Chekhov separates the narrator from himself – his protagonist is Ivan Velikopolsky, a divinity student – and puts him out in the world, somewhere in rural Russia. He is on the way home, walking through a windy, twilit landscape. The cold, dampness and wind inspire grand, melancholy thoughts: “he was thinking that exactly this wind was blowing also in the time of Rurik, and of Ioann the Terrible,** and of Peter [the Great], and that in their times there was the same dire poverty, hunger, the same leaky thatched roofs, ignorance, despair, the same wasteland all around, gloom, a sense of oppression – all these horrors had been, were now and would yet be.”

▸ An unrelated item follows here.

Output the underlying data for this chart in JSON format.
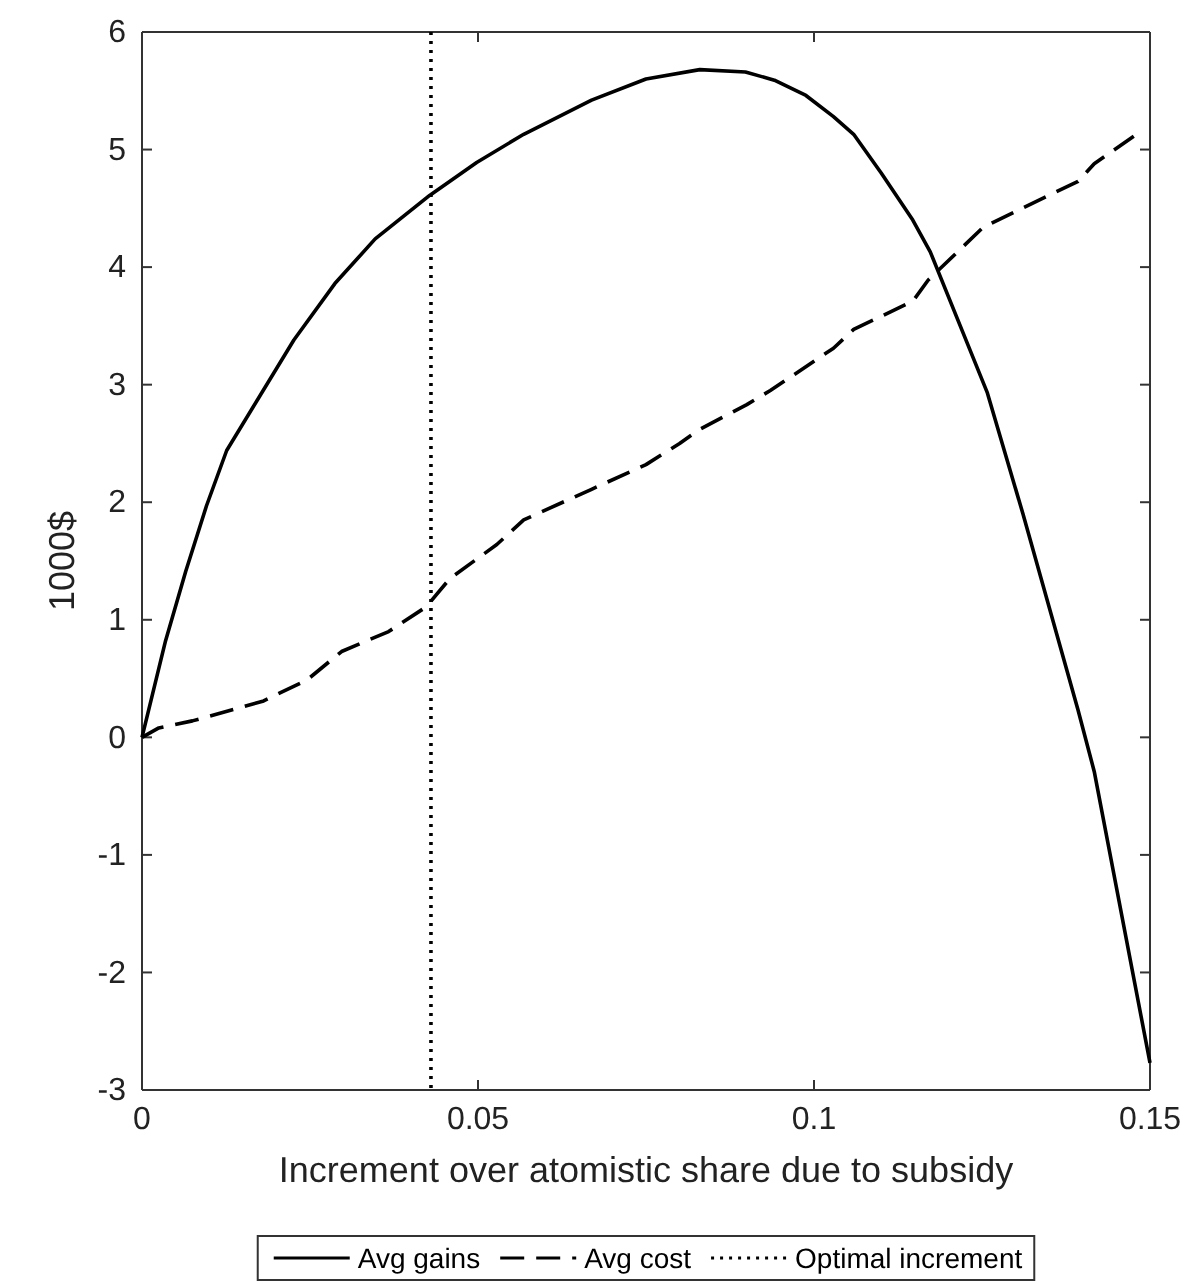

In contrast to Muir, who runs through a series of historical events in a kind of slideshow of the mind, Chekhov focuses on one specific story, Peter’s denial of Christ. The student recounts this story to two women, a mother and a daughter, who thus embody the flow of time by their generational difference. His telling of the story brings forth an emotional reaction from the mother. “The student thought again that if Vasilisa wept and her daughter was disturbed, then obviously what he had just told them, something that had happened nineteen centuries ago, had a relation to the present.”
This leads to the story’s nodal point – in Joycean terms, the epiphany: “‘The past,’ he thought, ‘is connected to the present by an unbroken chain of events flowing from one to the other.’ And it seemed to him that he had just seen both ends of that chain: he touched one end, and the other moved.”
In both poem and story the main action is mental – it’s all about seeing patterns in history, the past in the present, the flow of time. Chekhov’s student is more of an active participant, out in the world and talking to people, yet acting also as a thinker, receptive to the flow of time and its meaning.
Both works give us a feeling of being trapped in time, but differ in the attitude they present. Muir finds an escape from time in “the mind’s eternity,” while Chekhov’s student finds comfort in the continuity of tradition. Associated with this is a sense of discovering something greater than yourself. In his own autobiography Muir said: “It is clear that no autobiography can begin with a man’s birth, that we extend far beyond any boundary line which we can set for ourselves in the past or the future, and that the life of every man is an endlessly repeated performance of the life of man.”
*You can find the text of the poem in this collection.
**Chekhov uses the Old Slavonic version of the name of the Tsar Ivan IV, probably to impart a religious tone. His epithet “the Terrible” reflects the archaic meaning of the word: “inspiring dread and awe.”